RHS: We have a group of n+r+1 and we want to choose r people to form a committee, this can be done in $\binom{n+r+1}{r}$ ways.
I'm stuck in the LHS, can someone please help?

If possible can someone give some general tips on how to approach these kinds of questions, for instance how to choose a counting problem that is related to a certain problem that I'm trying to solve.

This is among my favorite kinds of proof, but it can be quite hard to find a way to do it!
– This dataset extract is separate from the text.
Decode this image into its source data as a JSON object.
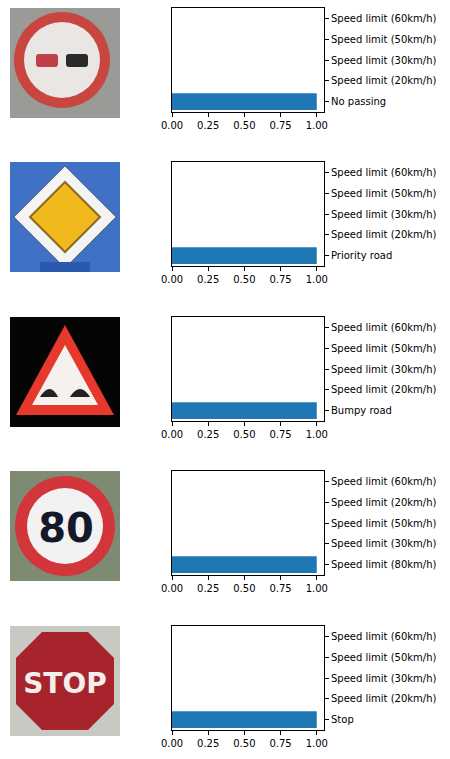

One hint is to try with specific small numbers first. For example, taking n=2 and r=3, $$\binom{n}{0}+ \binom{n+1}{1}+\binom{n+2}{2}+\cdots + \binom{n+r}{r} = \binom{n+r+1}{r}$$ becomes $$\binom{2}{0}+ \binom{2+1}{1}+\binom{2+2}{2}+\binom{2+3}{3} = \binom{2+3+1}{3}$$ that is, $$\binom{2}{0}+ \binom{3}{1}+\binom{4}{2}+\binom{5}{3} = \binom{6}{3}$$
So, we need to think of a way to select 3 from 6 balls by taking either none from 2, or one from 3, or two from 4, or 3 from 5. Commonly I find it helpful to imagine the balls coming in two different colors; maybe we have 3 red and the rest blue.

I haven't yet done this; I'm just suggesting a way to start. (But I think what I've said may come very close to a solution!)

Another thing that occurs to me in looking at the sum is that $$\sum ^{r}_{k=0}\binom{n+k}{k}= \binom{n+r+1}{r}$$ is equivalent to $$\sum ^{r}_{k=0}\binom{n+k}{n}= \binom{n+r+1}{n+1}$$ Do you see why? It is possible that this might be easier to work with.

I'll leave it there, and come back to the problem if I have time. I just wanted to offer an idea first!

 

[Steven G]

I've solved this using Paslac's triangle, but I can't solve it using a combinatorial argument.

What? Pascal's triangles is the identity that I stated.